O repórter da Folha, coitado!, não consegue tirar do Rolando Lero da academia uma única resposta objetiva, nada! E olhem que não falta boa vontade na condução da entrevista. Se Janine tivesse o que dizer, poderia ter cortado todas as bolas na rede e correr para o abraço. Indagado sobre as seis mil creches prometidas no primeiro mandato e nunca construídas, deu esta resposta estupefaciente:
“O que aconteceu no caso das creches foi uma licitação em escala nacional, que acabou tornando difícil a entrega dos produtos. É uma das prioridades que a gente quer resolver o mais rápido possível”. Nos próximos quatro anos?, quis saber a Folha. E ele: “Acredito que sim. Nosso problema hoje é a situação orçamentária deste ano. Uma vez a economia recuperando o seu ritmo de expansão, o Estado continuará capaz de gerar recursos que permitam cumprir nos outros três anos”.
Santo Deus! Nunca houve licitação nenhuma em escala nacional. É besteira. Mais: quer dizer que as seis mil creches serão entregues quando a economia recuperar o seu ritmo de expansão? É mesmo? Qual ritmo? Qual é a velocidade necessária do crescimento para que a promessa se cumpra? Pergunta básica: como teremos uma recessão, neste 2015, da ordem de 1,7%, não se vai, então, fazer creche nenhuma?
Entre bobagens e irrelevâncias, o ministro disse só uma coisa sensata, mas como autodiagnóstico: “Na saúde, você sabe se está doente e precisa de ajuda; na educação, você não sabe se é ignorante e precisa de conhecimento”… É verdade. Alguém que não fosse supinamente ignorante em economia não teria dado aquela resposta sobre as creches. Mas Janine ignora que é um ignorante.
A Folha quis saber se o inchaço do Fies e do Pronatec era, na educação, o correlato do modelo petista de incentivo ao consumo. A ignorância falastrona de Janine produziu a seguinte pérola: “Não vejo um paralelo, porque justamente a crítica principal à inclusão social pelo consumo é que ela não seria sustentável por faltar a base da educação. Eu acho injusta, porque a expansão foi de bens de primeira necessidade, represado, não um consumo de produtos suntuários.
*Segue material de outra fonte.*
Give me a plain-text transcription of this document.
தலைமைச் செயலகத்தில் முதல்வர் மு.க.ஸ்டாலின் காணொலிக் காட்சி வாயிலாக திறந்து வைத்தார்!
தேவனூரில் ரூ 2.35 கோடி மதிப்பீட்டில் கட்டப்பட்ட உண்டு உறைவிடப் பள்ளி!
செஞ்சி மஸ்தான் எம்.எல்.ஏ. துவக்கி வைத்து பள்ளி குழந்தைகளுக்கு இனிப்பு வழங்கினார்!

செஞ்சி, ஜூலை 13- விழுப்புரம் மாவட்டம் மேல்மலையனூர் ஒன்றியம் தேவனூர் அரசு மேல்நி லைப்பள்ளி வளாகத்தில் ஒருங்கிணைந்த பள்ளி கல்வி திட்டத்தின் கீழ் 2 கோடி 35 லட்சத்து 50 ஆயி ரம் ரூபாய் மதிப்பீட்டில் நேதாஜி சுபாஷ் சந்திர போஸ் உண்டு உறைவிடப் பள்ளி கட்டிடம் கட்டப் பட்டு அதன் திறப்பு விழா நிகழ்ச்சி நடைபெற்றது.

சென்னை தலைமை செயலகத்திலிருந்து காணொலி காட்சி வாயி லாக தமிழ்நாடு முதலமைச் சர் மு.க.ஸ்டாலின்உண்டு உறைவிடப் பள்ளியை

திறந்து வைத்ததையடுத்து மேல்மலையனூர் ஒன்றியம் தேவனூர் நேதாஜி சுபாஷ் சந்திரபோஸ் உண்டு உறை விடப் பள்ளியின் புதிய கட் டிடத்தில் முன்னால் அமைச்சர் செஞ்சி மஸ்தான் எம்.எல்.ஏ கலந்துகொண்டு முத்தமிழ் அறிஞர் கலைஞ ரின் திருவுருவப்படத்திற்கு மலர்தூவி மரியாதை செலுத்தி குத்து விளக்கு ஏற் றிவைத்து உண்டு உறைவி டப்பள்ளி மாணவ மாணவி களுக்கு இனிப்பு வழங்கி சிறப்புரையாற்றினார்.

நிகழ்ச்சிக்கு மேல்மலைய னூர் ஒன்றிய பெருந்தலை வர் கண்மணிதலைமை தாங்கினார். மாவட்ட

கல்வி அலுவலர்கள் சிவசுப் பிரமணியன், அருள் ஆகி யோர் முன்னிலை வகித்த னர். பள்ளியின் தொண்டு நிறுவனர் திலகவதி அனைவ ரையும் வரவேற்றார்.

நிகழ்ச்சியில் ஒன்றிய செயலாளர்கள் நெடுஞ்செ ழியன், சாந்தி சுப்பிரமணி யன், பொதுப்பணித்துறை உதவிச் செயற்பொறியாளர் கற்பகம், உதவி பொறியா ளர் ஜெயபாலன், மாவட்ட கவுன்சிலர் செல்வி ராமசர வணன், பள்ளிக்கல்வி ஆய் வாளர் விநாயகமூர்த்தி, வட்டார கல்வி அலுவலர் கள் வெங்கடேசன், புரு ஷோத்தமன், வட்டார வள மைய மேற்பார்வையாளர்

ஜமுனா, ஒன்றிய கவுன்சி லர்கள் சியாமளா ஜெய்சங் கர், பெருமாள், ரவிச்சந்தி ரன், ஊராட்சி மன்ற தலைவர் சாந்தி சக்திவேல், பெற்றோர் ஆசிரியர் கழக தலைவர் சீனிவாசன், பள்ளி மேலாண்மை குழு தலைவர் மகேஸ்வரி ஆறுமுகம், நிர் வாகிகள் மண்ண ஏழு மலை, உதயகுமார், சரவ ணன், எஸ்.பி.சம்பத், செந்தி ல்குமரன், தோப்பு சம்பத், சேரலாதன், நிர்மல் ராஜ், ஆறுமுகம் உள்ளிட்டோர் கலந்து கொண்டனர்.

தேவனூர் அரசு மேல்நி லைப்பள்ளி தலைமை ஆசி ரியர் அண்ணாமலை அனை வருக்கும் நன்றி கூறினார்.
Você não pode ter pessoas que não têm produtos da linha branca em casa”.
Em primeiro lugar, a crítica principal ao modelo petista ancorado no consumo era outra, sem prejuízo de apontar a educação precária: o país deixava de fazer reformas que tornassem sustentáveis aqueles ganhos. Os petistas e os acadêmicos perturbados como Janine é que inventaram que havia quem se opusesse a que pobres comprassem geladeira e fogão e frequentassem os aeroportos.
Num outro momento da entrevista, este senhor dispara a seguinte mentira: “A gente pode dizer que o governo Lula, num primeiro momento, constituiu o Bolsa Família, um programa premiado internacionalmente e que deu grandes resultados (…). Num segundo momento, houve a valorização real do salário mínimo, em que a pessoa recebe mais pelo trabalho dela”.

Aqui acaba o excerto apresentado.